If you're on the Central Coast, or even if you're not, Let There Be Lesbians is worth the trip. Follow along at @let_there_be_lesbians on Instagram to stay up to date on upcoming events, announcements, and all the sapphic energy the Central Coast has to offer.


And if Let There Be Lesbians is new to you but the feeling it describes isn't, welcome. This community has room for you. You belong in this room.

Upcoming Event Details

Join us at our upcoming LTBL event SPRUNG! Happening on May 23rd starting at 7pm at SLO Brew Rock (855 Aerovista Pl, San Luis Obispo, CA). Link to tickets and more details can be found here. Hope to see you there!

Sources & Further Reading

Williams, Megan. "Let There Be Lesbians: The Party You Didn't Know You Needed." Las Vegas PRIDE Magazine, May 26, 2023. https://lasvegaspride.org/2023/05/26/let-there-be-lesbians/


Gabriel, Erick. "In Between: Let There Be Lesbians Creates a Sapphic Space in SLO County." KCBX Public Radio, April 20, 2023. https://www.kcbx.org/culture-and-identity/2023-04-20/in-between-let-there-be-lesbians-creates-a-sapphic-space-in-slo-county

Androgynous Fox founder painting the LTBL (Let There Be Lesbians) sign — co-creator of the sapphic queer party series

The Author: Renee Periat

Renee is the founder of Androgynous Fox, a queer-owned gender neutral clothing brand built for queer humans who have spent too long shopping in spaces that weren't made for them. A queer woman who grew up on the California coast, she launched the brand after nearly two decades in construction management and a lifetime of searching for androgynous clothing that actually fit her body and her identity. Renee's other hobbies include woodworking, home improvement projects, RVing, and adventuring with her wife and dogs.

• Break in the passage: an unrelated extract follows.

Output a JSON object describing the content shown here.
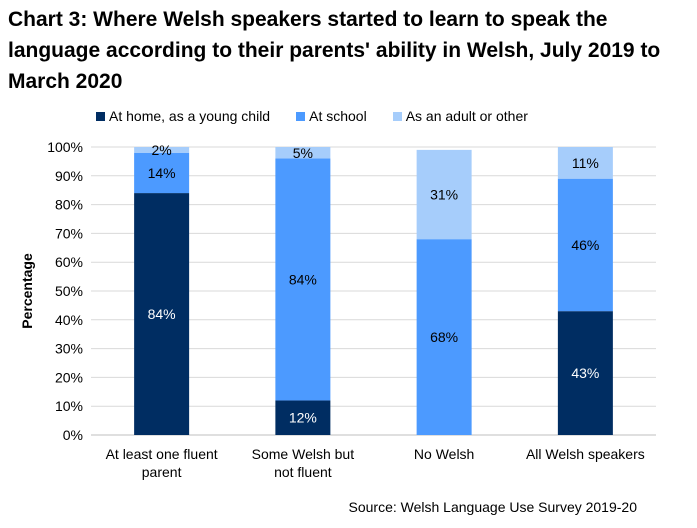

Frequently Asked Questions

What is Let There Be Lesbians (LTBL)?

Let There Be Lesbians, or LTBL, is a sapphic-centered queer party series on California's Central Coast. Co-founded by Renée Periat, Reese Galido, Julie Workman, and Noelle DuBois, it was created to give the queer community in San Luis Obispo a dedicated space to gather, dance, and celebrate — the kind of space the Central Coast had never had before.

Where does Let There Be Lesbians take place?

Let There Be Lesbians found its original home at Bang the Drum Brewery in San Luis Obispo, a woman-owned, queer-supportive venue that became what many consider SLO's unofficial queer space. When Bang the Drum closed its doors in 2025, LTBL moved to its new home at Rod and Hammer Rock in San Luis Obispo, where the energy and community followed without missing a beat.

Is Let There Be Lesbians only for lesbians?

All are welcome at Let There Be Lesbians — but it is an intentionally sapphic space. The event centers queer feminine energy and has always been committed to being a welcoming, safer space for queer and trans people of color as well. The name says lesbians. The room says everyone who needs it.

How is Let There Be Lesbians connected to Androgynous Fox?

The name itself comes from an Androgynous Fox t-shirt slogan. Co-founder Renée Periat launched Androgynous Fox as a gender neutral clothing brand before co-creating Let There Be Lesbians alongside Reese Galido, Julie Workman, and Noelle DuBois. Both were built on the same principle: if the thing you need doesn't exist yet, build it yourself.